At first glance Ginger Snaps ultimately seems more rebellious in its words than in its plot. The combination of a consciously feminist script, and the more conventional portrayal of female sexuality as monstrous, as criticised by Barbara Creed, does not offer any solutions or even alternative role models for that which it verbally criticises. I see it as being through the fairy tale angle that its more subtle and hidden rebellion is found. Its use of “Little Red Riding Hood” and its connection to the period is ingenious, and cleverly lays open the hidden messages in the use of the colour red. Ginger becomes a fertile and sexual woman the moment she wears her version of the red cloak: her period blood. Her sudden sexual appetite is then directly connected to the basic physical changes of a girl entering puberty, and the film does not stint on addressing exactly what happens during the woman's monthly cycle. This connection of the fairy tale of “Little Red Riding Hood” to the physiological changes rather than cultural changes surrounding girl- and womanhood, then manages similarly to focus on the fear of biological change, rather than a fear for which culture has found symbolic substitutes – such as sin and guilt. The use of the hunter is also interesting as Brigitte mourns the death of the wolf far more than the death of him, her potential lover and protector. In fact, the male character in the film is a side-note compared to the centrality of Ginger and Brigitte’s relationship. Brigitte’s love for and battle with the wolf, becomes the story of a woman's navigation between what comes natural and of what is expected of her, very much like when Gilbert and Gubar saw a hidden feminist rebellion in Snow White's mad double: the evil queen. Brigitte and her mad double, Ginger, love each other, but the conservative world they live in demands that only Brigitte is allowed to survive.

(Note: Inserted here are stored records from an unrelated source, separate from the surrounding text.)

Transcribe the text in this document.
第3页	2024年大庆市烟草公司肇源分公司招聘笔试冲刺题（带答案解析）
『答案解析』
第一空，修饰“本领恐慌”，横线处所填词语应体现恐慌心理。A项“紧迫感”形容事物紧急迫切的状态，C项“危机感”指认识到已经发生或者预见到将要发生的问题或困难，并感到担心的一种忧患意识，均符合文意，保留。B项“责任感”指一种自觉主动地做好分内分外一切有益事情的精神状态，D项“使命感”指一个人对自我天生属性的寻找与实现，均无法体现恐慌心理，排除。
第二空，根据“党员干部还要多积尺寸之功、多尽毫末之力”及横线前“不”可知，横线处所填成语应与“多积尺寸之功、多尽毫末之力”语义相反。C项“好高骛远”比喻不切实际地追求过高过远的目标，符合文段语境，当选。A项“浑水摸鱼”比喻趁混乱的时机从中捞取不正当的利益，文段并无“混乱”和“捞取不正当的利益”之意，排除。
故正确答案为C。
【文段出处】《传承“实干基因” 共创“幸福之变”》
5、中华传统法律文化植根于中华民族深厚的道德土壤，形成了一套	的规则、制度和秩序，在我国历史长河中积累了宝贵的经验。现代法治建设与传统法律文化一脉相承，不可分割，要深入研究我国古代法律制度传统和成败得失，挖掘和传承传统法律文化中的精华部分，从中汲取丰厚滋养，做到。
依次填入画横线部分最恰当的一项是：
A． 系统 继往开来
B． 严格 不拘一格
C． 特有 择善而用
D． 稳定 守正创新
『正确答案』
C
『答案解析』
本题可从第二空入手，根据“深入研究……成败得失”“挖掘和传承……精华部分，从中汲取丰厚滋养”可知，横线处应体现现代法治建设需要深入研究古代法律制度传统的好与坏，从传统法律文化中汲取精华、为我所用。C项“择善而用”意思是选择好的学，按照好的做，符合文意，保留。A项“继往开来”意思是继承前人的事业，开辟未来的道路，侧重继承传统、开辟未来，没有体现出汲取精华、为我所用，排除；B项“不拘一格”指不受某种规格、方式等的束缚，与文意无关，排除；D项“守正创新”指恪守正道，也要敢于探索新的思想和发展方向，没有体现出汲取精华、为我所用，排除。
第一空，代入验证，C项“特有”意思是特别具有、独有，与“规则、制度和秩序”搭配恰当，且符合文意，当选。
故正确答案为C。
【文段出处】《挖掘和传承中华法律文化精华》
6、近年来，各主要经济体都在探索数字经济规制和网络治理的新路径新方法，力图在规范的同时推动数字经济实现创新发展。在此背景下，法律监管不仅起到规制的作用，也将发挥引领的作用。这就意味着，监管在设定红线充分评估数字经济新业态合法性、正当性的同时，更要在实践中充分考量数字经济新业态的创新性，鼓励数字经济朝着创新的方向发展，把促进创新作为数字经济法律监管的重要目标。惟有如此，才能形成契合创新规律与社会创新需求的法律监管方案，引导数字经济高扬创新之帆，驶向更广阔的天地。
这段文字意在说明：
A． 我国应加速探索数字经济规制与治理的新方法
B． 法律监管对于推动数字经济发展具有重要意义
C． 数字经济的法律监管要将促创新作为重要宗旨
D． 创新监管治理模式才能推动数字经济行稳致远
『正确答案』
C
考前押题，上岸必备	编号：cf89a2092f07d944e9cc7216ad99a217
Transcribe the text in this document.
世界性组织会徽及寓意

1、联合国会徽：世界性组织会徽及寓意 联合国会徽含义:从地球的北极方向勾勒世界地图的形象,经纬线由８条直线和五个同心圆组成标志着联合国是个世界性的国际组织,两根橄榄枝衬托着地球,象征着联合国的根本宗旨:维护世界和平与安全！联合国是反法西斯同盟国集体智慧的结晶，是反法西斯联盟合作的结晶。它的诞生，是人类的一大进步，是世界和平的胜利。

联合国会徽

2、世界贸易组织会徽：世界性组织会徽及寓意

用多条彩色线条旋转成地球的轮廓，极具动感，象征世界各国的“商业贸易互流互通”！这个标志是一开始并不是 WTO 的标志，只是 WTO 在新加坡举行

The film’s ending is therefore tragic from a feminist perspective. Ginger Snaps surprises, both by being able to conform to the expectations of the horror genre’s monstrous feminine, while exhibiting a more hidden feminist rebellion. This retelling of the fairy tale thus manages to continue the old tradition of superficially conforming, but secretly objecting to the society into which it is told.